About

Biography

Antoinette Rouvroy, PhD in Legal Sciences from the European University Institute (Florence, 2006), is a qualified researcher at the FNRS (National Federation of Researchers of the French National Research Foundation) at the Centre for Research in Information, Law and Society (CRIDS). Since 2000, she has been interested in the relationships between law, modes of construction and risk management, science and technology, and neoliberal governmentality. From 2000 to 2005, her work at the European University Institute in Florence, at Sciences and Technology Studies at the University of York (UK) and at the Centre for Intellectual Property Policy at McGill University (Canada) focused mainly on the co-production relationships between the overvaluation of the predictive nature of "genes" and the neoliberal mode of government (A. Rouvroy, Human genes and Neoliberal Governance. A Foucauldian critique, Routledge-Cavendish, 2007). Participation in European research contracts of the Centre for Research in Information, Law and Society since 2007, then her mandate as a qualified researcher of the FNRS since 2008 as well as her mandate as an expert for the Prospective Committee of the French CNIL (Commission Nationale Informatique et Libertés), have oriented her research towards the issues of polycentric governance (recognizing that law does not have a monopoly on normativity, and that normative phenomena transcend the traditional divisions of state territories) of normative technologies (both the metabolism specific to the "legal regime", and non-legal technologies producing government effects), and the articulations between legal, technological and social normativities. In addition to the issues of the digital turn and its applications (autonomic computing, ambient intelligence, datamining) for legal regimes for the protection of privacy and personal data, she has been developing a new line of research, for several years, around what she has called "algorithmic governmentality". The type of "knowledge" that nourishes it and that it shapes, the ways in which it effectively affects individual and collective behavior, the modes of individuation that can influence it or resist it are explored in a way that combines three types of closely intertwined issues: semiotic and epistemological issues, power issues, and individuation issues.

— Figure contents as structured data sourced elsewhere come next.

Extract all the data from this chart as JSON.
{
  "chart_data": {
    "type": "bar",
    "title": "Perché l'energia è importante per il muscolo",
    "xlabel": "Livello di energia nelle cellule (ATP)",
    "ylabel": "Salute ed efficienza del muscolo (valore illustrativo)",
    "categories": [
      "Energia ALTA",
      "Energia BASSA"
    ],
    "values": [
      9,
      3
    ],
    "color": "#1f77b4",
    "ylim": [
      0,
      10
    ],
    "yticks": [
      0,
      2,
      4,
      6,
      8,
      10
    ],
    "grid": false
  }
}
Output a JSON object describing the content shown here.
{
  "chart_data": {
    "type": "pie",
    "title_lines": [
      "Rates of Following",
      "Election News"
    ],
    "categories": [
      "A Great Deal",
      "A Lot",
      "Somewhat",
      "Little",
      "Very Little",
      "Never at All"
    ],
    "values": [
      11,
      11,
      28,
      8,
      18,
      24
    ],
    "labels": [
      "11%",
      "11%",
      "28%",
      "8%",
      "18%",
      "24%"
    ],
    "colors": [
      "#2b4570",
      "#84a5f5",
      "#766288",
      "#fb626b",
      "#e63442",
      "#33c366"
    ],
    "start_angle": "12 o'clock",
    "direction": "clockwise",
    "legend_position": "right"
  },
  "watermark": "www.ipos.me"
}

Faculties/Departments/Services

Research institutes

Namur Digital Institute - Membre - Membre

Research center

Organs

Domains of expertise

Algorithmic governmentality (Big Data, data mining, profiling); law and ethics of biotechnology; philosophy of law and critical legal studies; interdisciplinary issues relating to privacy and non-discrimination; science and technology studies; law and language.

External responsibilities

Part-time Lecturer at Sciences Po Paris (Master's in Innovation & Digital Transformation)

Promoter of the PDR FRESH project (FNRS) "Placing Reality into Numbers and Contemporary Governmentalities: Algorithmic Governmentality" (2013-2017)

Member of the Foresight Committee of the CNIL (France) (since 2012)

Member of the Scientific Committee of "Cahiers Droit, Sciences et Technologies" published by the CNRS.

Reviewer for the following (books):

  • Routledge-Cavendish
  • Ashgate Publishing

Reviewer for the following (journals):

  • Techné: Research in Philosophy and Technology
  • Identity in the Information Society (Springer)
  • Studies in Ethics, Law and Technology (Berkeley Electronic Press)
  • Ethics in Information Technology (Springer)
  • Communications of the ACM
  • Annals of Public Health.

Contributions to European research networks and projects PHGEN (Public Health Genomics European Network), HIDE (Homeland Security, Biometric Identification & Personal Detection Ethics), and to the WHO's work on drafting the document "Guidance on developing quality and safety strategies with a health system approach" (2008).

Independent expert for the European Commission (FP6-FP7), participating in the ethical and legal evaluation panels of research projects submitted to the Commission for funding in the field of health biotechnologies.
Independent expert for the French National Research Agency (ANR) for the evaluation of research projects submitted for funding.

Degrees

Doctorate in Law from the European University Institute (Florence, 2006). Thesis title: Human Genetics and Justice: Sustaining Uncertainty. Supervisors: Prof. Wojciech Sadurski (EUI) / Co-supervisor: Prof. Olivier De Schutter (UCL). Jury members: Federico Francioni, Thomas Lemke, Wojciech Sadurski, Olivier De Schutter.
Bachelor of Law (high distinction), Université catholique de Louvain.
Candidatures in Law (high distinction), Université Notre-Dame de la Paix

Prizes

Stanford List of World's Top 2% Scientists (Leading Minds in Science) in 2023 and 2024.

Guest lecturer in the Lecture series Theory Today: Voices in Contemporary Thought (Bar-Ilan University, Program for Hermeneutics and Cultural Studies) in 2023.

Holder of the Francqui Chair (Belgian title) at the University of Liège in 2019-2020.

The published version of his dissertation, Human Genes and Neoliberal Governance: A Foucauldian Critique (Routledge-Cavendish, 2008), was nominated for the Hart Socio-Legal Prize for Early Career Academics 2009.

His work has notably received financial support from UNESCO (2005), the European Commission (2004), and the Shindler Foundation (1998).